First Financial Bankshares Inc., based in Abilene, Texas, ranked sixth by valuation, and Birmingham, Alabama-based ServisFirst Bancshares Inc., ranked 14th, were two of the most expensive banks that grappled with credit quality issues in the third quarter. First Financial's annualized ratio of net charge-offs to average loans rose 104 basis points sequentially to 1.08%, mostly due to a commercial borrower suspected of fraud. At ServisFirst, nonperforming assets more than doubled quarter over quarter, driven by eight loans with a multifamily developer and rehabilitator.

Park National Corp., ranked 17th, and Nicolet Bancshares announced bank acquisitions in October. Newark, Ohio-based Park National is entering Tennessee with the purchase of First Citizens Bancshares Inc. Nicolet Bankshares is leveraging its strong financial position to buy MidWestOne Financial Group Inc., based in Iowa City, Iowa.

Wells Fargo & Co., ranked 12th, added 4.1% to its asset base in the third quarter, representing the highest sequential growth rate since the fourth quarter of 2008, when it acquired Wachovia Corp. After the regulatory removal of the bank's asset cap in June, Wells Fargo has raised its target for return on tangible common equity.
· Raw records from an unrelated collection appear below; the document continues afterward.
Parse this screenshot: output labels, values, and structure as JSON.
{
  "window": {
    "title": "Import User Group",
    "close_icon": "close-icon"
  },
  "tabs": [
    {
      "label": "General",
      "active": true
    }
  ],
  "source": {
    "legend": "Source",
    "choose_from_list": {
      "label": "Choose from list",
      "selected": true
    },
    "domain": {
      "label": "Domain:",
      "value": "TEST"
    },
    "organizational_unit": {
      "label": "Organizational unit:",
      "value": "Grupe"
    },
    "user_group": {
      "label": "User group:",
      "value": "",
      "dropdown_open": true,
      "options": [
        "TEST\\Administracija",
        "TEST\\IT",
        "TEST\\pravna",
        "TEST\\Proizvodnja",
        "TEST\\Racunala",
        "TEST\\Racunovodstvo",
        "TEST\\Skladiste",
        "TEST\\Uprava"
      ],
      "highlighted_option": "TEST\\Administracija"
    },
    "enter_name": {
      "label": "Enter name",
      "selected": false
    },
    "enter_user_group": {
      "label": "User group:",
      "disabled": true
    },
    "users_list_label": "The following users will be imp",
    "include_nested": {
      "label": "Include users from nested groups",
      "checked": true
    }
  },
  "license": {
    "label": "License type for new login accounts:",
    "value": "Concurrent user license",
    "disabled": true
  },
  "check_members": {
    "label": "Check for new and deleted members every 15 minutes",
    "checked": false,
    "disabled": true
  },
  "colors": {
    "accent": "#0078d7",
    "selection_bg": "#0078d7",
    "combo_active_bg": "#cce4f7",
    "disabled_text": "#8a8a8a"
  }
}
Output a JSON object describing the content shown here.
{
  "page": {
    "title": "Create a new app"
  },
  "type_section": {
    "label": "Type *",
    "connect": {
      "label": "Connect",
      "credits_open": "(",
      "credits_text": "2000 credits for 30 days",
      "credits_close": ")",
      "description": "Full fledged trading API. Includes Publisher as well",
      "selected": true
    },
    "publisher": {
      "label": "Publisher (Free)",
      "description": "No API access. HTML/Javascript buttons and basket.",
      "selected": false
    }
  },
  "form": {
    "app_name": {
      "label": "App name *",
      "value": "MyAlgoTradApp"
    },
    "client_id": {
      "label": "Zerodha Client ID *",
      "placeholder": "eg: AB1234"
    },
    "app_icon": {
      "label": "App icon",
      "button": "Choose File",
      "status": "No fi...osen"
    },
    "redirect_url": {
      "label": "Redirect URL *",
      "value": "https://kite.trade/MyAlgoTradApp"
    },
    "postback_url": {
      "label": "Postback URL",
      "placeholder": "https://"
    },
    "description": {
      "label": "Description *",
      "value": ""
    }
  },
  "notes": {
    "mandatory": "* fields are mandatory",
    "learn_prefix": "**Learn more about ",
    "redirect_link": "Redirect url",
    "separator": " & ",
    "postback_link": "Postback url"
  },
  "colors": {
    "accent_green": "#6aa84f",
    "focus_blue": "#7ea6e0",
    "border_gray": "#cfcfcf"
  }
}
Glacier Bancorp Inc., ranked 18th, may be seeking additional growth opportunities. The Kalispell, Montana-based bank filed a mixed shelf registration statement on Oct. 30. Glacier Bancorp completed two bank acquisitions this year: Addison, Texas-based Guaranty Bancshares Inc. on Oct. 1 and Idaho Falls, Idaho-based Bank of Idaho Holding Co. on April 30.